Die Berufung des Apostels Paulus
Galater 1,1

William Kelly

© EPV, online seit: 15.01.2005, aktualisiert: 30.10.2022

Leitvers: Galater 1,1

Gal 1,1: Paulus, Apostel, nicht von Menschen noch durch einen Menschen, sondern durch Jesus Christus und Gott, den Vater, der ihn auferweckt hat aus den Toten.

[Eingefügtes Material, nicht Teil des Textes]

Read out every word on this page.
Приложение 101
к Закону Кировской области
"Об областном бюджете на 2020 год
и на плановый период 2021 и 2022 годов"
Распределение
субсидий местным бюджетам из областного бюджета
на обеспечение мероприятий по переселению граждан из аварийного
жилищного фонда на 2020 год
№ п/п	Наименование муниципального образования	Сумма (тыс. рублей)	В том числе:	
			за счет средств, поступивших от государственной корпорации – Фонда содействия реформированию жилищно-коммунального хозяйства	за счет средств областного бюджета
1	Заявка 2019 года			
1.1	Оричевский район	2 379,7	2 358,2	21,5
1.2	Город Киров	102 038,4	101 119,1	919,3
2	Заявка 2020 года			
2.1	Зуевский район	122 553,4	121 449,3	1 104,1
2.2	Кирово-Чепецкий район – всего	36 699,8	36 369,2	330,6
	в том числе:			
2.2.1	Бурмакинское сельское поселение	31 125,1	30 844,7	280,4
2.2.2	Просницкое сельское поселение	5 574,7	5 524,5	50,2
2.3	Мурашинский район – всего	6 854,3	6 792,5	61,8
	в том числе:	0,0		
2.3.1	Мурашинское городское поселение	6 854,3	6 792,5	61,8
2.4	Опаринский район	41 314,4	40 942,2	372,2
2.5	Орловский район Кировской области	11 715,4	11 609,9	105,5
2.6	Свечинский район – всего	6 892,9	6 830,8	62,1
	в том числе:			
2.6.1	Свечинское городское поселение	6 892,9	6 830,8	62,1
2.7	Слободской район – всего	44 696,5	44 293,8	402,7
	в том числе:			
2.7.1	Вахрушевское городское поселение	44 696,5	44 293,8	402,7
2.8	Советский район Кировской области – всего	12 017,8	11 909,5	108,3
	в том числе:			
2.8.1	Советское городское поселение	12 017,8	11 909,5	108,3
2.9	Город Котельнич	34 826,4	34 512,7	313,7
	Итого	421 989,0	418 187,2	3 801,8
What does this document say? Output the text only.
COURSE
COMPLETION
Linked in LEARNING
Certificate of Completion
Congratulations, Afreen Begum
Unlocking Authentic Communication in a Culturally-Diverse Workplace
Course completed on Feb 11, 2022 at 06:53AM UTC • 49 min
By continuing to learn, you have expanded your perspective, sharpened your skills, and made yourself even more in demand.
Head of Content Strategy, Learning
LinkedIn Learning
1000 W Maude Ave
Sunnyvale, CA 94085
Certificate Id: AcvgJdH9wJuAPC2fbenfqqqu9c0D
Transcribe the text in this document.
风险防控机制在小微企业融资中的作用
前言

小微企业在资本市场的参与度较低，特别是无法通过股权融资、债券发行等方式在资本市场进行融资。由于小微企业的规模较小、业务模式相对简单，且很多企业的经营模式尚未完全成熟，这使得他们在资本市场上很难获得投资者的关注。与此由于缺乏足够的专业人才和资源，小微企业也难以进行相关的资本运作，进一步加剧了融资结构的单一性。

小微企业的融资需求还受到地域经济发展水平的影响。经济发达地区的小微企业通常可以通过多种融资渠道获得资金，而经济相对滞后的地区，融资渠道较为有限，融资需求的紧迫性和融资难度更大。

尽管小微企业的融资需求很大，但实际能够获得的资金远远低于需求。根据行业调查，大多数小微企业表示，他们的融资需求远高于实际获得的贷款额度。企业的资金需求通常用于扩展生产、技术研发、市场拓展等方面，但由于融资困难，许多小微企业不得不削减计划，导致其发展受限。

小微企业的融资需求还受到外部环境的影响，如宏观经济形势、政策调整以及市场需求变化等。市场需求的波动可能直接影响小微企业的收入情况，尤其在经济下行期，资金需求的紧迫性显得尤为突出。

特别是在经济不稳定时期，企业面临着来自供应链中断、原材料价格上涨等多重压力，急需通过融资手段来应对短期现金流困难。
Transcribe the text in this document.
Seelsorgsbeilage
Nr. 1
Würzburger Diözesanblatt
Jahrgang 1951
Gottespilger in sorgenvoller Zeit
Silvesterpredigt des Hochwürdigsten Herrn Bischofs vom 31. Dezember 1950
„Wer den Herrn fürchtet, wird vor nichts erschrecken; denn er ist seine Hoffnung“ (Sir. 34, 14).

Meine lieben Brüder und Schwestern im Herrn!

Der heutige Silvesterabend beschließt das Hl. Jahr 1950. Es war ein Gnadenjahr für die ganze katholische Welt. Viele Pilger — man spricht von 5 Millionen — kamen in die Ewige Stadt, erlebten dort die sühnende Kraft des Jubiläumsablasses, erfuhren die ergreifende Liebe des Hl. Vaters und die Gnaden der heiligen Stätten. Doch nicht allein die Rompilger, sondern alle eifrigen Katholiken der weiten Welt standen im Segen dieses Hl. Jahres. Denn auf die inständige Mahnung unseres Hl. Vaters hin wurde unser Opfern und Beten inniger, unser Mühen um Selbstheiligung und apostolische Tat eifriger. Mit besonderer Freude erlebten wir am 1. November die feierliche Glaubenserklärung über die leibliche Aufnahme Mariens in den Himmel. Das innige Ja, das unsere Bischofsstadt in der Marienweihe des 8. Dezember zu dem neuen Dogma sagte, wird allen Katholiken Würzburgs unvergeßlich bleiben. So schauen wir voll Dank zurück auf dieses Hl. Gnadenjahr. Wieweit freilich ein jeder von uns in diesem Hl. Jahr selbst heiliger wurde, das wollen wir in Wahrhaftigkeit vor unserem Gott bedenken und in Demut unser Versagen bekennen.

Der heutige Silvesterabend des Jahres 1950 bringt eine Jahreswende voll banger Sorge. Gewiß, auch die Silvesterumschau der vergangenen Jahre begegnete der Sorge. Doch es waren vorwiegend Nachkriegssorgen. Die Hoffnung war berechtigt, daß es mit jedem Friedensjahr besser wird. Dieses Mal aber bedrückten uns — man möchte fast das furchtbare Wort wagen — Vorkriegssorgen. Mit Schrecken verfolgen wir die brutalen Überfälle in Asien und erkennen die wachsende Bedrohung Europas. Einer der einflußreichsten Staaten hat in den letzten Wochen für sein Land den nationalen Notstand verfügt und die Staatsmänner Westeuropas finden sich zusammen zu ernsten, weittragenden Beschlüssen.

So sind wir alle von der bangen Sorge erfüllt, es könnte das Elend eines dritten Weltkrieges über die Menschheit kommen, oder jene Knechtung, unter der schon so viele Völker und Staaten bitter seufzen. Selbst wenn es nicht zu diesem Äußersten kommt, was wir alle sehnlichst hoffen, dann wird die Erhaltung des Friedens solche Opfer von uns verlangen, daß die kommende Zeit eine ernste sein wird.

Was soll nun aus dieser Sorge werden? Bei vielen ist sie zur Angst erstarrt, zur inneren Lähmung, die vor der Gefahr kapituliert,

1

Paulus war weder von noch durch einen Menschen zum Apostel gemacht worden. Das schließt also jede menschliche Berufung oder Anerkennung aus. Sein Apostelamt stammte nicht aus einer menschlichen Quelle und war ihm auch nicht vermittelst eines Menschen gegeben worden. Nichts wäre für Gott einfacher gewesen, als Paulus in Jerusalem zur Buße zu leiten. Schließlich war er dort zu den Füßen Gamaliels auferzogen worden. Jerusalem war auch der Ort, wo seine Gewalttätigkeit gegenüber den Christen erstmals zum Ausbruch gekommen war. Aber als Gott ihm begegnete, war er weit von Jerusalem entfernt, von seinem Hass gegen die Heiligen bis nach Damaskus getrieben. Dort offenbart der Herr sich am hellen Tage und doch unsichtbar für die anderen vom Himmel her dem überwältigten Saulus von Tarsus. Dieses Ereignis bewirkte nicht nur dessen Bekehrung, sondern er wurde auch gleichzeitig zum Apostel berufen – zu einem „Apostel, nicht von Menschen noch durch einen Menschen, sondern durch Jesus Christus und Gott, den Vater, der ihn auf erweckt hat aus den Toten“.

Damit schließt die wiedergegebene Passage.